Throughout our EMR implementations, which started in 2001, we have tested countless end users devices. We have numerous Computers On Wheels (COW’s), thin client laptops on a low profile cart (we called these calves), laptops, PC’s, tablets and a mixture of thin client devices. Now that we are pushing through a CPOE implementation we find ourselves engaging with nursing and physicians to ensure our device strategy is solid.
I have to admit that we have done a few things wrong along the way. We have found that non-CPOE environments can live with device issues (albeit not an ideal situation) but when you march towards CPOE these nagging issues can derail a successful go-live.
Five years ago we took the approach to devices that most did during an EMR rollout – hold a device fair, mock up a room and let the best devices win. While this did produce a great device choice we did not take a long term view and underestimated the number of devices which has led to non-standardized device footprints. As we needed more devices in differing locations a similar device was not available and a footprint change occurred. This specifically was an issue through the last five years in mobile carts. Add to this a non-user friendly screen saver, battery issues, continual frustration with carts in wrong locations our historical device success has been less than stellar.
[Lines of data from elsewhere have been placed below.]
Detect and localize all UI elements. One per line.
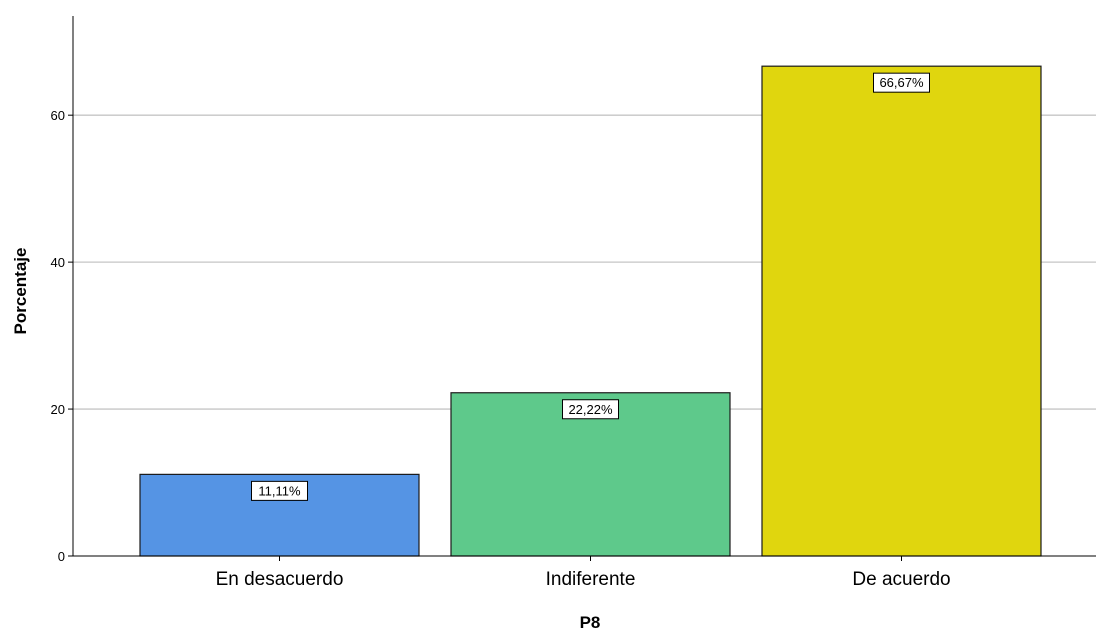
y-tick-label: 20 — [51, 402, 65, 417]
x-axis-title: P8 — [580, 613, 601, 629]
x-category-label: Indiferente — [546, 569, 636, 590]
y-tick-label: 60 — [51, 108, 65, 123]
x-category-label: De acuerdo — [852, 569, 950, 590]
bars — [139, 65, 1042, 557]
y-tick-label: 0 — [58, 549, 65, 564]
y-tick-labels: 0 20 40 60 — [51, 108, 73, 564]
bar — [450, 392, 731, 557]
data-label: 11,11% — [258, 483, 301, 498]
data-labels: 11,11% 22,22% 66,67% — [251, 72, 930, 501]
y-tick-label: 40 — [51, 255, 65, 270]
y-axis-title: Porcentaje — [11, 248, 30, 335]
data-label: 22,22% — [568, 402, 613, 417]
data-label-box — [562, 399, 619, 420]
x-category-label: En desacuerdo — [216, 569, 344, 590]
x-category-labels: En desacuerdo Indiferente De acuerdo — [216, 556, 951, 590]
data-label-box — [873, 72, 930, 93]
data-label: 66,67% — [879, 75, 924, 90]
bar — [761, 65, 1042, 557]
data-label-box — [251, 480, 308, 501]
Not everything can be blamed on the decisions or the hardware. While rounding with a nurse who was concerned about a wireless device disconnecting, we noted that when the period key was used on the numeric keypad the application she was using exited – it kicked her out. To the nurse it was a device issue, the root cause ended up being a software issue that was since fixed. We have also seen device lockups that related to a custom form that we created, however the form was developed inefficiently and therefore caused the device to “hang”. Again to the end user that hang was a device issue but the root cause was software design. As we progress with our CPOE project we are heavily focusing on end user suggestions and complaints much more closely. Our approach to device issues has also morphed due to our past experience.
Our approach to device issues and root cause is 4 fold. We look at login, application use and logout with a process encompassing all three.
As we all know there are numerous issues that can occur at login and logout – temporary files, Citrix server issues and network issues to name a few. Obviously there can be application issues and as I’ve stated earlier some of these application issues can be reported as device problems. Most importantly underlying the device use is the process. Process issues can drive IT department crazy. If individuals use mobile carts to surf the web which make them unavailable for physician use there is a process problem. If carts are not returned to a standardized location and plugged in every time this creates a device issue but the root cause is a process issue. If a nurse has to lug a mobile cart around the halls to find medication device frustration ensues.
From this framework we use the five W’s and the one H (http://en.wikipedia.org/wiki/Five_Ws) to get to root cause and then work to solve the issue. Throughout the CPOE project our intent is to be transparent with the device issues that we collect and work through not only the technology problem, but just as importantly the process issues that many times are blamed on the devices.